New technologies may allow us to reduce the frequency of cystoscopic follow-up, and hence reduce the significant costs associated with bladder cancer surveillance while we continue to develop accurate urine analyses or biomarkers. To date, as Kamat and Mathew point out, use of biomarkers has been unhelpful. Future tests are likely to utilize advanced platforms, such as proteomics, metabolomics, and next-generation sequencing, or combinations thereof. It may also be possible to use markers to help guide treatment pathways-eg, by expediting treatment for high-risk disease-rather than for primary diagnosis and screening.
The development of accurate prognostic tools may allow us to better tailor management approaches to specific patients. As Kamat and Mathew discuss, the EORTC bladder cancer "calculator" is a step in the right direction, but better prognostic tools based on molecular markers of disease biology should improve on this. Next-generation sequencing platforms may be required to ultimately deliver "personalized medicine" as well as the new high-quality targets that the authors emphasize are needed. To deliver successful and durable therapies, we also need to develop our understanding of the tumor microenvironment, tumor immunology, and the cancer stem cell phenotype.

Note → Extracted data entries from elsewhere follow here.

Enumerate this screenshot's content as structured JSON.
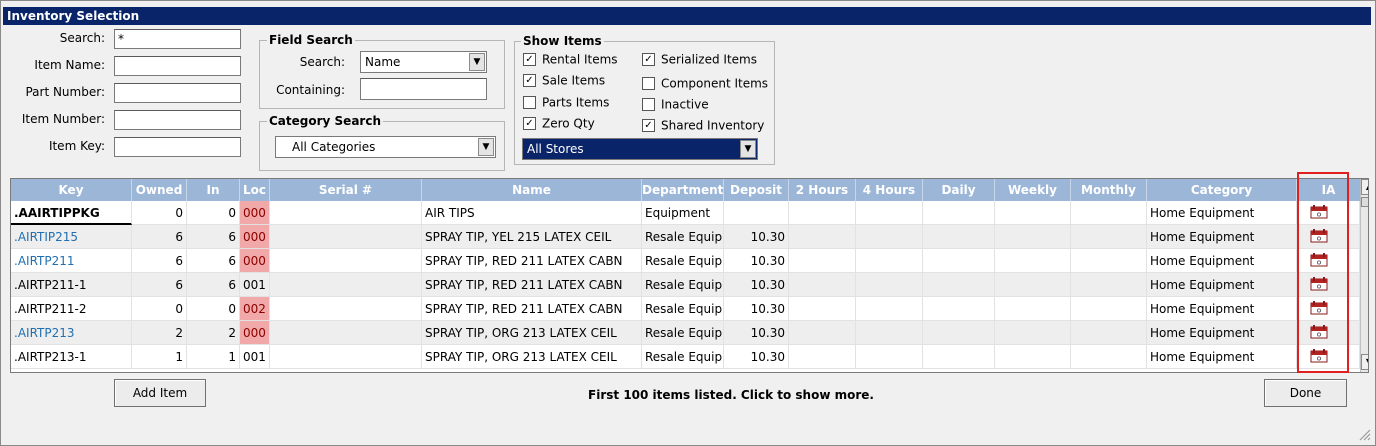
{
  "window": {
    "title": "Inventory Selection"
  },
  "search_fields": {
    "search_label": "Search:",
    "search_value": "*",
    "item_name_label": "Item Name:",
    "item_name_value": "",
    "part_number_label": "Part Number:",
    "part_number_value": "",
    "item_number_label": "Item Number:",
    "item_number_value": "",
    "item_key_label": "Item Key:",
    "item_key_value": ""
  },
  "field_search": {
    "title": "Field Search",
    "search_label": "Search:",
    "search_value": "Name",
    "containing_label": "Containing:",
    "containing_value": ""
  },
  "category_search": {
    "title": "Category Search",
    "value": "All Categories"
  },
  "show_items": {
    "title": "Show Items",
    "options": [
      {
        "label": "Rental Items",
        "checked": true
      },
      {
        "label": "Sale Items",
        "checked": true
      },
      {
        "label": "Parts Items",
        "checked": false
      },
      {
        "label": "Zero Qty",
        "checked": true
      },
      {
        "label": "Serialized Items",
        "checked": true
      },
      {
        "label": "Component Items",
        "checked": false
      },
      {
        "label": "Inactive",
        "checked": false
      },
      {
        "label": "Shared Inventory",
        "checked": true
      }
    ],
    "store_value": "All Stores"
  },
  "grid": {
    "columns": [
      "Key",
      "Owned",
      "In",
      "Loc",
      "Serial #",
      "Name",
      "Department",
      "Deposit",
      "2 Hours",
      "4 Hours",
      "Daily",
      "Weekly",
      "Monthly",
      "Category",
      "IA"
    ],
    "rows": [
      {
        "key": ".AAIRTIPPKG",
        "owned": "0",
        "in": "0",
        "loc": "000",
        "serial": "",
        "name": "AIR TIPS",
        "department": "Equipment",
        "deposit": "",
        "h2": "",
        "h4": "",
        "daily": "",
        "weekly": "",
        "monthly": "",
        "category": "Home Equipment",
        "ia": "calendar-icon"
      },
      {
        "key": ".AIRTIP215",
        "owned": "6",
        "in": "6",
        "loc": "000",
        "serial": "",
        "name": "SPRAY TIP, YEL 215 LATEX CEIL",
        "department": "Resale Equipr",
        "deposit": "10.30",
        "h2": "",
        "h4": "",
        "daily": "",
        "weekly": "",
        "monthly": "",
        "category": "Home Equipment",
        "ia": "calendar-icon"
      },
      {
        "key": ".AIRTP211",
        "owned": "6",
        "in": "6",
        "loc": "000",
        "serial": "",
        "name": "SPRAY TIP, RED 211 LATEX CABN",
        "department": "Resale Equipr",
        "deposit": "10.30",
        "h2": "",
        "h4": "",
        "daily": "",
        "weekly": "",
        "monthly": "",
        "category": "Home Equipment",
        "ia": "calendar-icon"
      },
      {
        "key": ".AIRTP211-1",
        "owned": "6",
        "in": "6",
        "loc": "001",
        "serial": "",
        "name": "SPRAY TIP, RED 211 LATEX CABN",
        "department": "Resale Equipr",
        "deposit": "10.30",
        "h2": "",
        "h4": "",
        "daily": "",
        "weekly": "",
        "monthly": "",
        "category": "Home Equipment",
        "ia": "calendar-icon"
      },
      {
        "key": ".AIRTP211-2",
        "owned": "0",
        "in": "0",
        "loc": "002",
        "serial": "",
        "name": "SPRAY TIP, RED 211 LATEX CABN",
        "department": "Resale Equipr",
        "deposit": "10.30",
        "h2": "",
        "h4": "",
        "daily": "",
        "weekly": "",
        "monthly": "",
        "category": "Home Equipment",
        "ia": "calendar-icon"
      },
      {
        "key": ".AIRTP213",
        "owned": "2",
        "in": "2",
        "loc": "000",
        "serial": "",
        "name": "SPRAY TIP, ORG 213 LATEX CEIL",
        "department": "Resale Equipr",
        "deposit": "10.30",
        "h2": "",
        "h4": "",
        "daily": "",
        "weekly": "",
        "monthly": "",
        "category": "Home Equipment",
        "ia": "calendar-icon"
      },
      {
        "key": ".AIRTP213-1",
        "owned": "1",
        "in": "1",
        "loc": "001",
        "serial": "",
        "name": "SPRAY TIP, ORG 213 LATEX CEIL",
        "department": "Resale Equipr",
        "deposit": "10.30",
        "h2": "",
        "h4": "",
        "daily": "",
        "weekly": "",
        "monthly": "",
        "category": "Home Equipment",
        "ia": "calendar-icon"
      }
    ]
  },
  "footer": {
    "add_item_label": "Add Item",
    "status_text": "First 100 items listed. Click to show more.",
    "done_label": "Done"
  },
  "colors": {
    "title_bar": "#0a246a",
    "header": "#9cb6d8",
    "loc_highlight": "#f0a8a8",
    "link": "#1f6fb2",
    "highlight_box": "#e02020"
  }
}
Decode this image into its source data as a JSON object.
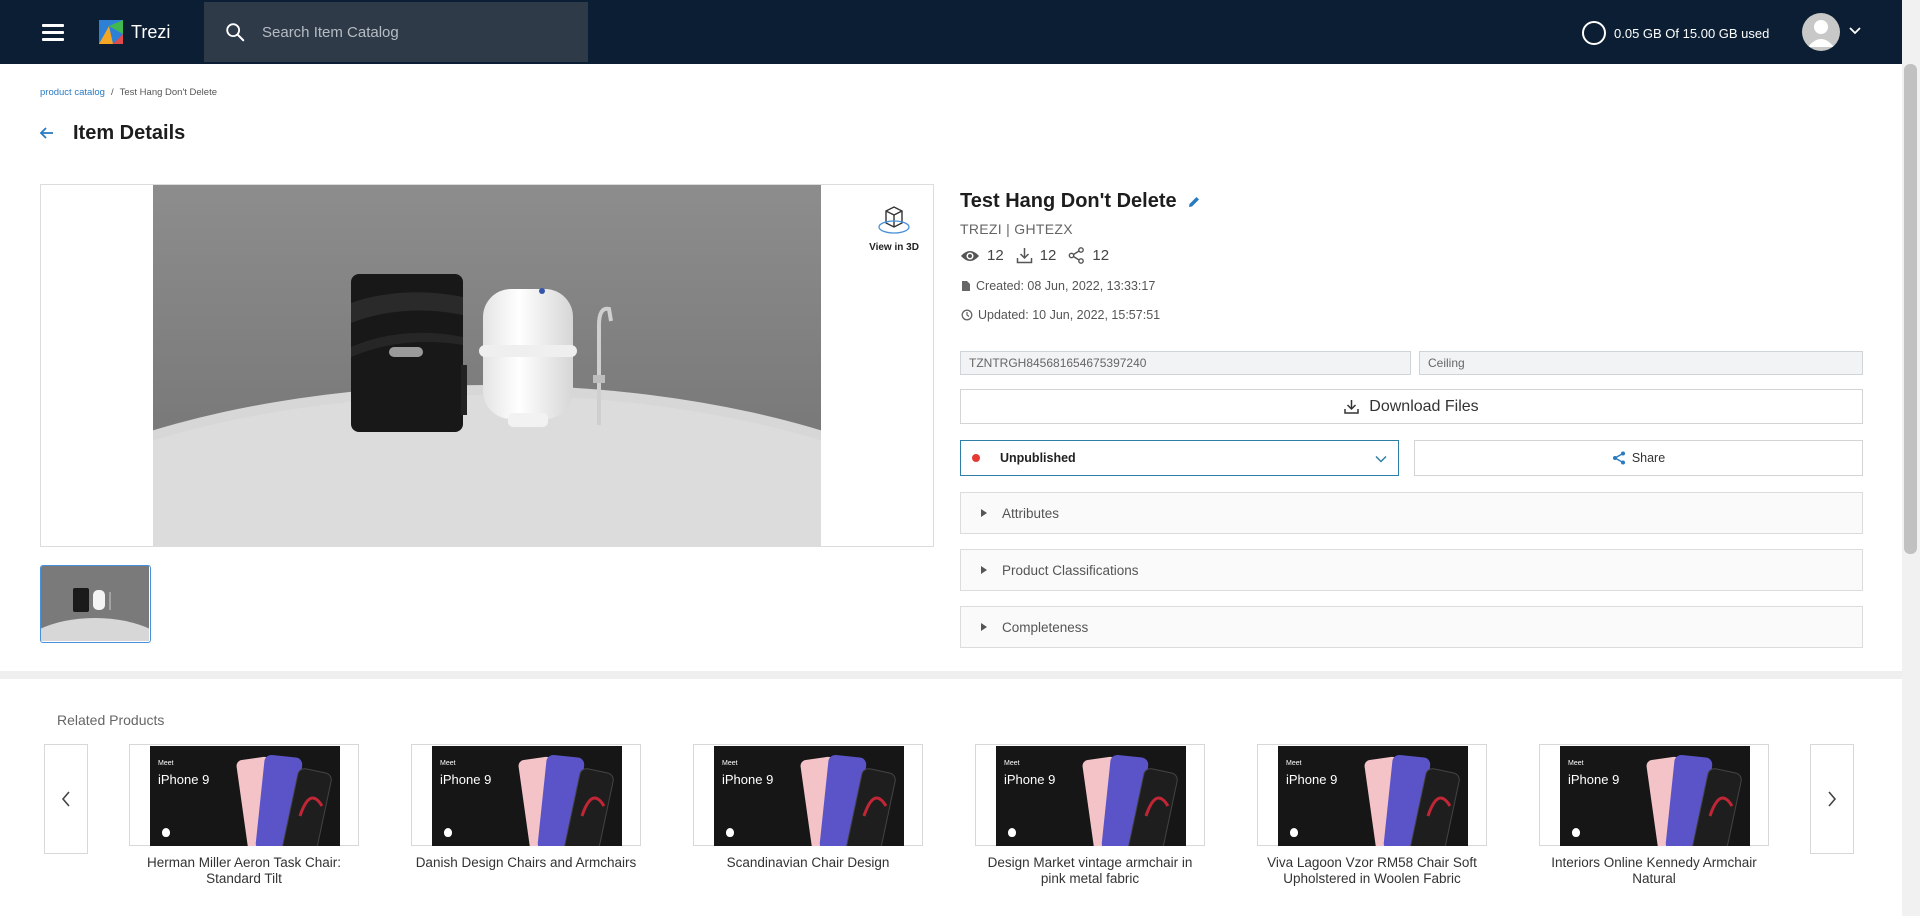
{
  "header": {
    "app_name": "Trezi",
    "search_placeholder": "Search Item Catalog",
    "storage_text": "0.05 GB Of 15.00 GB used"
  },
  "breadcrumb": {
    "parent": "product catalog",
    "separator": "/",
    "current": "Test Hang Don't Delete"
  },
  "page": {
    "title": "Item Details"
  },
  "viewer": {
    "view3d_label": "View in 3D"
  },
  "item": {
    "name": "Test Hang Don't Delete",
    "vendor": "TREZI | GHTEZX",
    "views": "12",
    "downloads": "12",
    "shares": "12",
    "created": "Created: 08 Jun, 2022, 13:33:17",
    "updated": "Updated: 10 Jun, 2022, 15:57:51",
    "code": "TZNTRGH845681654675397240",
    "category": "Ceiling",
    "download_label": "Download Files",
    "status": "Unpublished",
    "status_color": "#e53935",
    "share_label": "Share"
  },
  "sections": [
    "Attributes",
    "Product Classifications",
    "Completeness"
  ],
  "related": {
    "title": "Related Products",
    "card_art_text": {
      "meet": "Meet",
      "brand": "iPhone 9"
    },
    "items": [
      "Herman Miller Aeron Task Chair: Standard Tilt",
      "Danish Design Chairs and Armchairs",
      "Scandinavian Chair Design",
      "Design Market vintage armchair in pink metal fabric",
      "Viva Lagoon Vzor RM58 Chair Soft Upholstered in Woolen Fabric",
      "Interiors Online Kennedy Armchair Natural"
    ]
  },
  "colors": {
    "topbar": "#0c1e33",
    "accent": "#2a7ac0",
    "phone_purple": "#5b54c9",
    "phone_pink": "#f0b2b8"
  }
}
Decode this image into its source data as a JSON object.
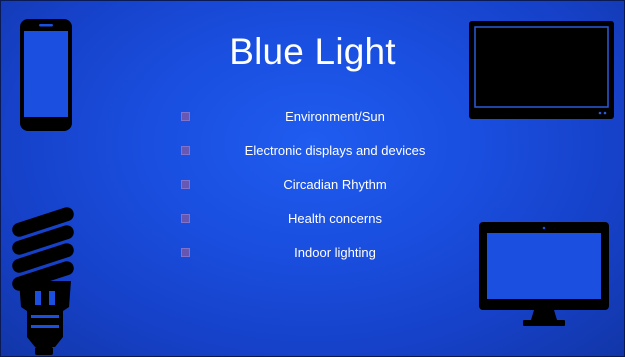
{
  "slide": {
    "title": "Blue Light",
    "bullets": [
      {
        "label": "Environment/Sun"
      },
      {
        "label": "Electronic displays and devices"
      },
      {
        "label": "Circadian Rhythm"
      },
      {
        "label": "Health concerns"
      },
      {
        "label": "Indoor lighting"
      }
    ]
  },
  "icons": [
    "smartphone-icon",
    "television-icon",
    "light-bulb-icon",
    "computer-monitor-icon"
  ],
  "colors": {
    "background": "#1a4fe0",
    "text": "#ffffff",
    "bullet": "#7a5aa8",
    "device": "#000000",
    "screen_outline": "#2a5bd8"
  }
}
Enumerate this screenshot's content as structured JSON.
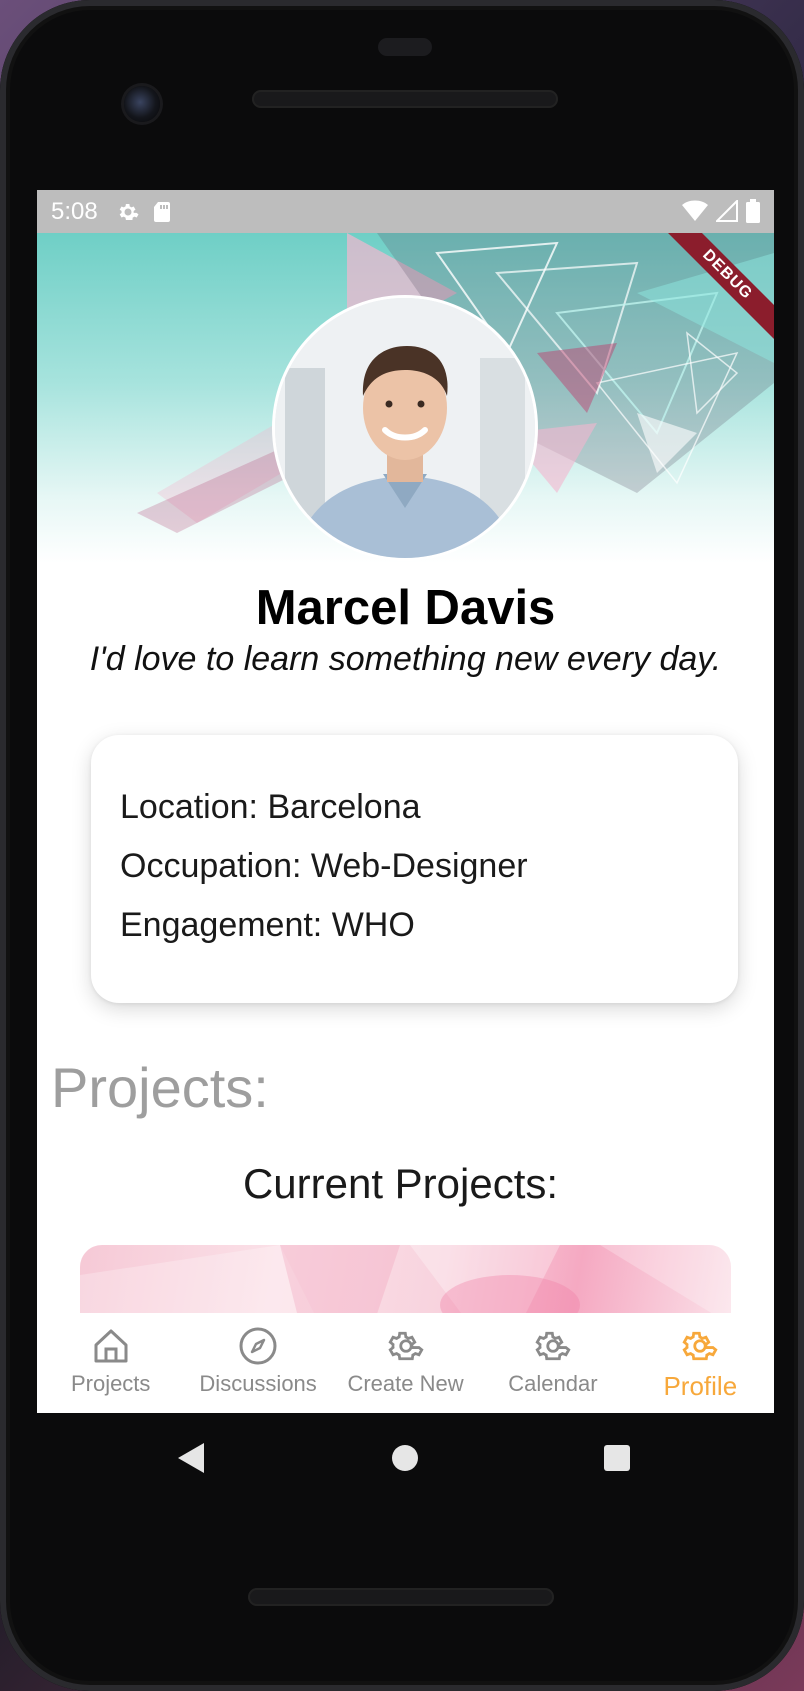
{
  "status_bar": {
    "time": "5:08",
    "left_icons": [
      "settings-icon",
      "sd-card-icon"
    ],
    "right_icons": [
      "wifi-icon",
      "signal-icon",
      "battery-icon"
    ]
  },
  "debug_banner": "DEBUG",
  "profile": {
    "name": "Marcel Davis",
    "tagline": "I'd love to learn something new every day.",
    "details": [
      "Location: Barcelona",
      "Occupation: Web-Designer",
      "Engagement: WHO"
    ]
  },
  "projects": {
    "heading": "Projects:",
    "current_heading": "Current Projects:"
  },
  "bottom_nav": {
    "items": [
      {
        "label": "Projects",
        "icon": "home-icon",
        "active": false
      },
      {
        "label": "Discussions",
        "icon": "compass-icon",
        "active": false
      },
      {
        "label": "Create New",
        "icon": "gear-icon",
        "active": false
      },
      {
        "label": "Calendar",
        "icon": "gear-icon",
        "active": false
      },
      {
        "label": "Profile",
        "icon": "gear-icon",
        "active": true
      }
    ]
  },
  "colors": {
    "accent": "#f7a83b",
    "inactive": "#8a8a8a",
    "header_teal": "#6fcfc6",
    "debug_ribbon": "#8b1d2c"
  },
  "system_nav": [
    "back-icon",
    "home-circle-icon",
    "recents-icon"
  ]
}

The authors succinctly describe the research priorities, priorities that we wholeheartedly support. We have established a biorepository of relevant specimens and patient information to contribute to this work, but the challenging research funding environment hampers the full exploitation of such resources. Closer working relationships with the pharmaceutical industry will be required to translate research into patient benefit.
Financial Disclosure:Dr. Bryan serves as an unpaid consultant to Olympus Medical Systems. Dr. James has no significant financial interest or other relationship with the manufacturers of any products or providers of any service mentioned in this article.